Problème : le premier soir, la lumière était franchement pourrie. Il y avait des nuages à l’ouest, et aucune jolie lumière sur le mont, comme ça arrive quand le temps est dégagé. Et bien je n’ai tout simplement pris aucune photo, et je suis revenu le lendemain (où j’ai eu plus de chance, je vous raconterai ça dans un prochain article 😉 ).

 

2) Adopter l’approche inverse : accepter la lumière telle qu’elle est, et essayer d’en faire quelque chose, en utilisant ses avantages. C’est se dire « il n’y a pas de mauvaise lumière, il n’y a que des photographes qui l’utilisent mal (ou pas du tout) ». Aujourd’hui je vais donc vous montrer qu’on peut mieux utiliser ces lumières difficiles simplement en passant en noir et blanc ! Faisons le point sur les différentes situations possibles.

1. Le ciel tout gris

Une des lumières qui posent le plus de souci aux photographes débutants, c’est celle des jours où le ciel est couvert. On est en vacances, le paysage est joli, mais la météo, sans être catastrophique, n’est pas au rendez-vous. On aimerait bien faire une photo avec un grand ciel bleu, mais ce n’est pas possible. Alors on essaye quand même, mais le résultat est franchement décevant : couleurs ternes et fades, ciel d’un gris clair uniforme et sans détails, bref, c’est loin du paysage rêvé !

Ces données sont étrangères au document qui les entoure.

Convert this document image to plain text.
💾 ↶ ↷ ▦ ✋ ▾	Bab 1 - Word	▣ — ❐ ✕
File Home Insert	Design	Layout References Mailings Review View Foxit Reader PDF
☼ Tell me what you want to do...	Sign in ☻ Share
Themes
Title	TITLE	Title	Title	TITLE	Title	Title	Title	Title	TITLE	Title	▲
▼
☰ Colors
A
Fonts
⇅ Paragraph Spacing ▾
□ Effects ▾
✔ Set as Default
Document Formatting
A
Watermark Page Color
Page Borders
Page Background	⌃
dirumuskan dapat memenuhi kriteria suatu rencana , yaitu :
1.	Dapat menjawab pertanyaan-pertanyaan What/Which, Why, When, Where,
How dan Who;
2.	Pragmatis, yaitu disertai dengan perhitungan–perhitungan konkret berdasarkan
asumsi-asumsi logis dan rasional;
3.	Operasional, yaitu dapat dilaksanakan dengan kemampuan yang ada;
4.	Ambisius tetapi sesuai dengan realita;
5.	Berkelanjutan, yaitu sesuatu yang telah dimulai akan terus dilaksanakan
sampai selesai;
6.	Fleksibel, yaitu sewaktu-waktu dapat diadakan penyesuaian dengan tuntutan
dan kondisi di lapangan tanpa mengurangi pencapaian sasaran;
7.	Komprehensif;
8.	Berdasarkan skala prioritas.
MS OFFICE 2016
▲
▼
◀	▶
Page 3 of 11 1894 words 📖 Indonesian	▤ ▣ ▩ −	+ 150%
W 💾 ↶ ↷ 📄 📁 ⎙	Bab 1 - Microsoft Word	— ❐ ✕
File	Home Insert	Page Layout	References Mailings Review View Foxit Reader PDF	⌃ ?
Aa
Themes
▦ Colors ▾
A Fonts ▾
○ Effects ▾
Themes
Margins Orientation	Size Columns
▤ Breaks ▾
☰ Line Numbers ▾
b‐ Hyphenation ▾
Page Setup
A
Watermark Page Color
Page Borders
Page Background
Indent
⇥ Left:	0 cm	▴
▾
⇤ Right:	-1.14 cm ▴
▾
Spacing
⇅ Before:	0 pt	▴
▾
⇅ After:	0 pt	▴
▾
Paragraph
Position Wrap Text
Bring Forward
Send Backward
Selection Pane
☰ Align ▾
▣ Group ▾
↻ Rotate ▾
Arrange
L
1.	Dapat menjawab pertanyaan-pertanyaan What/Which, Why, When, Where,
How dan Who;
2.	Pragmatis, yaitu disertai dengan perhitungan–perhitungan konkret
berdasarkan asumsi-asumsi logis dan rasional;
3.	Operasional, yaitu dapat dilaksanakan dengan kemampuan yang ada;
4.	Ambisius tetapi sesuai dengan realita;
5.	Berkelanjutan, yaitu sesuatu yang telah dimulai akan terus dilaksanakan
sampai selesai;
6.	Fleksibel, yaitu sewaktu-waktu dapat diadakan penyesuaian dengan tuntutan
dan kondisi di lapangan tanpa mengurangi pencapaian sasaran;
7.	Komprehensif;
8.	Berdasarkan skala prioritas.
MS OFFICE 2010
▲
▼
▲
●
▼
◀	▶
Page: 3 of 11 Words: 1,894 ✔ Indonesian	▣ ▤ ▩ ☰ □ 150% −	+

photo plage bois ciel voilé gris
Pas terrible hein ?

En passant en noir et blanc, on peut contourner pas mal de ces problèmes : les couleurs ternes ne sont évidemment pas un problème, et on peut profiter des nuages pour créer une ambiance différente. Plus dramatique, moins joyeuse peut-être, mais intéressante. En effet, parfois il ne sert à rien de se battre contre les conditions : s’il fait moche, vous n’allez pas faire une photo qui inspire le soleil, le printemps et les tongs. Autant jouer avec ce que vous avez (et que vous ne pouvez pas changer), plutôt que de se battre contre.

 

Dans ces conditions, l’exposition semi-automatique de l’appareil (dans les modes créatifs bien sûr) va parfois se tromper, et un peu surexposer le ciel : il sera tout blanc, laiteux, sans détails. Le décor, quant à lui, sera souvent trop sombre. Vous ne vous en rendez pas forcément compte car votre œil fait la gymnastique, mais c’est aussi une situation où la lumière est contrastée.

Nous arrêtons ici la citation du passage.